Le projet de loi C-13 vient énoncer, de manière explicite, que l’égalité réelle est la norme qui doit guider l’interprétation de la loi.

Le projet de loi C-13 inscrit aussi dans la loi que les droits linguistiques doivent être interprétés d’une façon large et libérale en fonction de leur objet et de leur « caractère réparateur ». À titre d’exemple, l’article 23 de la Charte canadienne des droits et libertés détient un caractère réparateur, car il vise, selon les tribunaux, et je cite :

[...] à remédier, à l’échelle nationale, à l’érosion progressive des minorités parlant l’une ou l’autre langue officielle, à appliquer la notion de « partenaires égaux » des deux groupes linguistiques officiels dans le domaine de l’éducation [...]

Ce principe guidera l’interprétation de la loi afin d’assurer une plus grande protection aux communautés de langue officielle en situation minoritaire.

Le projet de loi reconnaît aussi que le secteur privé a un rôle à jouer dans la promotion et la protection du français. Avec la modernisation de la Loi sur les langues officielles, le projet de loi C-13 s’assure que les entreprises privées sous compétence fédérale fassent leur part pour protéger et promouvoir le français au Québec et dans les régions à forte présence francophone partout au pays. À cet effet, il prévoit des droits et des obligations assurant la possibilité, pour les consommateurs, de communiquer en français avec certaines entreprises privées de compétence fédérale et des droits en matière de langue de travail, permettant notamment aux employés de faire leur travail et d’être supervisés en français.

Le cinquième principe directeur de la réforme demande au gouvernement du Canada de donner l’exemple en renforçant la conformité au sein des institutions fédérales. En effet, le gouvernement du Canada et ses institutions doivent mettre la loi en œuvre de manière exemplaire. Ce projet de loi comporte des mesures concrètes pour assurer l’accès au système de justice dans la langue officielle de son choix.

Il compte également des mesures pour renforcer le rôle du Conseil du Trésor dans la surveillance de la conformité des institutions fédérales aux obligations en matière de langues officielles et dans la reddition de comptes sans pour autant mettre de côté le rôle du ministre du Patrimoine canadien et l’expertise de ce dernier pour cerner les besoins des communautés de langue officielle en situation minoritaire.
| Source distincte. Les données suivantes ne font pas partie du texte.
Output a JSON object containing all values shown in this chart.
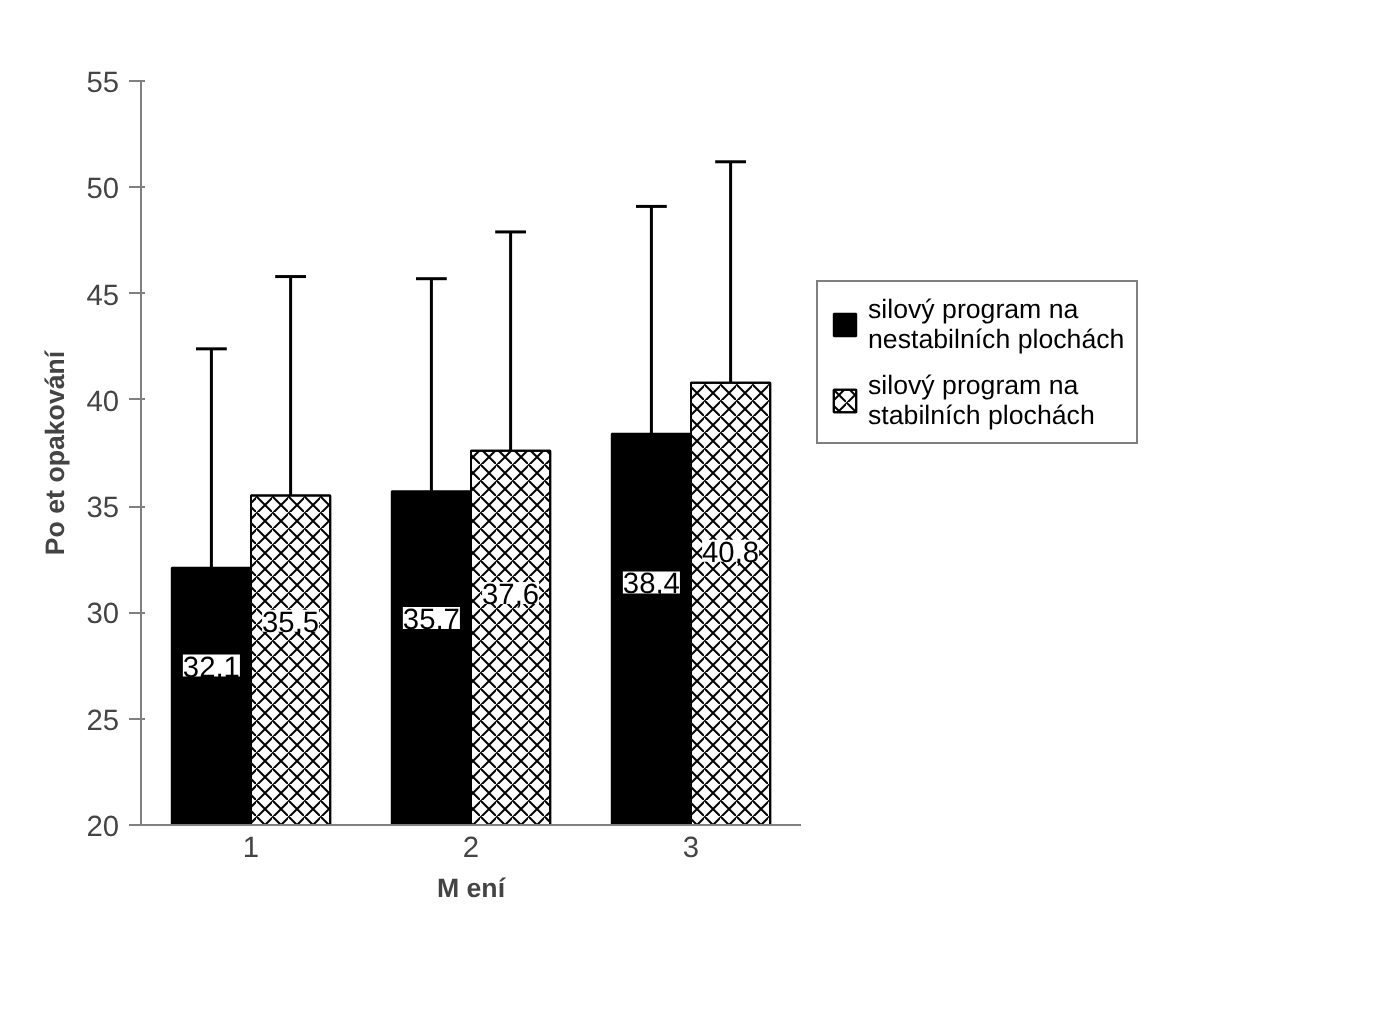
{
  "chart_data": {
    "type": "bar",
    "xlabel": "M ení",
    "ylabel": "Po et opakování",
    "categories": [
      "1",
      "2",
      "3"
    ],
    "series": [
      {
        "name": "silový program na nestabilních plochách",
        "color": "#000000",
        "values": [
          32.1,
          35.7,
          38.4
        ],
        "value_labels": [
          "32,1",
          "35,7",
          "38,4"
        ],
        "errors": [
          [
            32.1,
            42.4
          ],
          [
            35.7,
            45.7
          ],
          [
            38.4,
            49.1
          ]
        ]
      },
      {
        "name": "silový program na stabilních plochách",
        "color": "#ffffff",
        "values": [
          35.5,
          37.6,
          40.8
        ],
        "value_labels": [
          "35,5",
          "37,6",
          "40,8"
        ],
        "errors": [
          [
            35.5,
            45.8
          ],
          [
            37.6,
            47.9
          ],
          [
            40.8,
            51.2
          ]
        ]
      }
    ],
    "ylim": [
      20,
      55
    ],
    "yticks": [
      20,
      25,
      30,
      35,
      40,
      45,
      50,
      55
    ],
    "grid": false,
    "legend": "right"
  }
}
Le projet de loi prévoit également de nouveaux pouvoirs pour le commissaire aux langues officielles — qui joue présentement un rôle d’ombudsman — pour l’application de la loi. Le commissaire ne serait plus limité à la formulation de recommandations et disposerait d’une gamme de pouvoirs contraignants, comme le pouvoir de rendre des ordonnances.

Enfin, le sixième principe directeur de la réforme du régime des langues officielles est de veiller à ce que nous regardions au-delà des besoins immédiats en matière de langues officielles.

De toute évidence, le paysage linguistique évolue et la société canadienne change tout aussi rapidement. Ce projet de loi contient une toute nouvelle mesure qui assurera la pertinence de la loi en continu au fil des générations à venir. En effet, le projet de loi prévoit une nouvelle obligation de procéder à un examen périodique des dispositions et de l’application de la loi.

Il est le reflet d’une volonté de mener à terme une réforme qui se veut ambitieuse.

Pour être bien clair, le projet de loi prévoit de nouveaux domaines d’intervention, comme l’enseignement postsecondaire en contexte minoritaire, l’immigration francophone, le bilinguisme des juges de la Cour suprême, les droits de travailler et d’être servis en français dans les entreprises privées de compétence fédérale, ainsi qu’un nouveau cadre de gouvernance pour la mise en œuvre.

Le projet de loi C-13 présente donc des avancées importantes afin d’assurer la pérennité de nos deux langues officielles et l’épanouissement de nos communautés de langue officielle en situation minoritaire partout au pays.

Permettez-moi maintenant de mettre l’accent sur certaines des dispositions phares qui sont prévues dans ce projet de loi.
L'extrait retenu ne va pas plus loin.